CT scan was performed using 64-detector-row CT scanner (Light Speed VCT; General Electric, CT, USA). Whole chest was scanned during a breath-hold at deep inspiration phase in supine position, and 1.25-mm thick high-resolution images were reconstructed using standard spatial-frequency reconstruction algorithm. Digital imaging and communications in medicine data was transferred to the commercially available workstation (Synapse Vincent; Fujifilm Medical Co., Tokyo, Japan). 3D images including pulmonary vessels, tracheo-bronchial trees, and lung parenchyma were reconstructed. Lingular division arteries (A4 and A5) and intersegmental veins (V3a and V3b), as well as lingular bronchi (B4 and B5) were identified using the images. Lingular division was isolated on the 3D-images based on the following process5: (1) calculation of the bronchial ventilation area and lingular artery perfusion area using an algorithm based on the direction and diameter of the bronchi and artery (Fig. 5a and b), and (2) visualization of intersegmental planes defined by intersegmental veins (V3a and V3b; Fig. 5c). Volumetry was automatically performed using the 3D images6. Measurement was performed twice by two experienced operator (HD and KS) and the best value was applied for analysis. Definition of MLA is a branch to lingular division as the first branch of the left main pulmonary artery (Fig. 2a). Normal lingular artery, branches from interlobar left pulmonary artery is called “ILA (interlobar artery)” (Fig. 2b). If cases had at least one MLA, they were categorized to MLA group. A diameter and cross-sectional area of each lingular artery were measured at the bifurcation (total 298 arteries). In case with two lingular arteries, cross-sectional area of the two arteries was totaled per subject.

Figure 5
figure 5

(a and b) According to the 3D-CT images, lingular bronchi (B4 + 5) and segmental arteries (A4 + A5) are identified. Subsequently, the perfusion area is depicted using an algorithm based on the direction and diameter of the bronchi and artery. (c) Visualization of intersegmental plane defined by intersegmental veins (V3a and V3b).
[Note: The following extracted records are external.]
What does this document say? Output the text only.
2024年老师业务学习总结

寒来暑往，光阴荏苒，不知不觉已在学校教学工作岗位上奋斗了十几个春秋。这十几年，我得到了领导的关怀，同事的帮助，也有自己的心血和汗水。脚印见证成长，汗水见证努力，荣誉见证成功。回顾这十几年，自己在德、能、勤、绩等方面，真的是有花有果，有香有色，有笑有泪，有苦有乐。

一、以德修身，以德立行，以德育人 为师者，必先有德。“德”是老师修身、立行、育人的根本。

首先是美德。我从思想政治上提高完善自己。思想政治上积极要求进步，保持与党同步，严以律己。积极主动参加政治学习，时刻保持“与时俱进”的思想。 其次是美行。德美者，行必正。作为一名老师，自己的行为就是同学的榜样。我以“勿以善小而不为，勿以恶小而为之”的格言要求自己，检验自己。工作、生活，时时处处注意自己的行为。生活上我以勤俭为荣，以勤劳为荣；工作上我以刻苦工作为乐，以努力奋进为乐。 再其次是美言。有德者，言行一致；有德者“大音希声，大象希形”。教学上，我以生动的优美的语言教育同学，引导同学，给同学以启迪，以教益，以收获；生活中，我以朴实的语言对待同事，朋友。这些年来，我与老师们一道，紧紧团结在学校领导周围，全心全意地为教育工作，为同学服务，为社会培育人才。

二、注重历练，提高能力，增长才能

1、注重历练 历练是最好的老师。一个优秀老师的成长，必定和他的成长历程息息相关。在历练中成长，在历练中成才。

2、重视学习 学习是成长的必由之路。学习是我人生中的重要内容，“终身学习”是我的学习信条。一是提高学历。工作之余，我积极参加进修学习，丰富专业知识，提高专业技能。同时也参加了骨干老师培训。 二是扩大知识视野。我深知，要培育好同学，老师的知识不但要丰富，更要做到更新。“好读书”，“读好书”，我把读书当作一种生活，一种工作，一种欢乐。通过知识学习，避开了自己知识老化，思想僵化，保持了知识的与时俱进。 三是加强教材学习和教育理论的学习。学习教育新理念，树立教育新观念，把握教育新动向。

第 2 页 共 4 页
For evaluation of emphysematous lung, %LAA, so-called “percent emphysema”, was defined as percentage of total voxels within the lung field that fell below −950 Hounsfield units42,43,44 based on 3D-CT analysis. Additionally, Goddard classification was also used to evaluate severity of pulmonary emphysema45. CT-based cardiothoracic ratio (CT-CTR) was measured as previously described46 because CT-CTR was highly concordant to CTR on chest X-ray.

Statistical analysis

Categorical variables were represented as counts with percentages. Continuous variables which did not show normal distribution were represented as a median with a quartile deviation (QD) or a range. Independent categorical data were compared by Pearson χ2 test and continuous data were compared by Mann-Whitney U-test. Correlation was tested using Spearman’s rank correlation. To further minimize the effect of measurable selection bias, a matching procedure was conducted. Variables which reportedly correlate to lung volume, including age19, sex20, smoking status19, CTR21, and body mass index22, 23 were matched 1 to 1, randomly choosing cases from the set of all possible matches. All tests were two-sided and p < 0.05 was considered to be significant. Statistical analysis was performed using SPSS (ver. 23; SPSS Inc., Chicago, IL).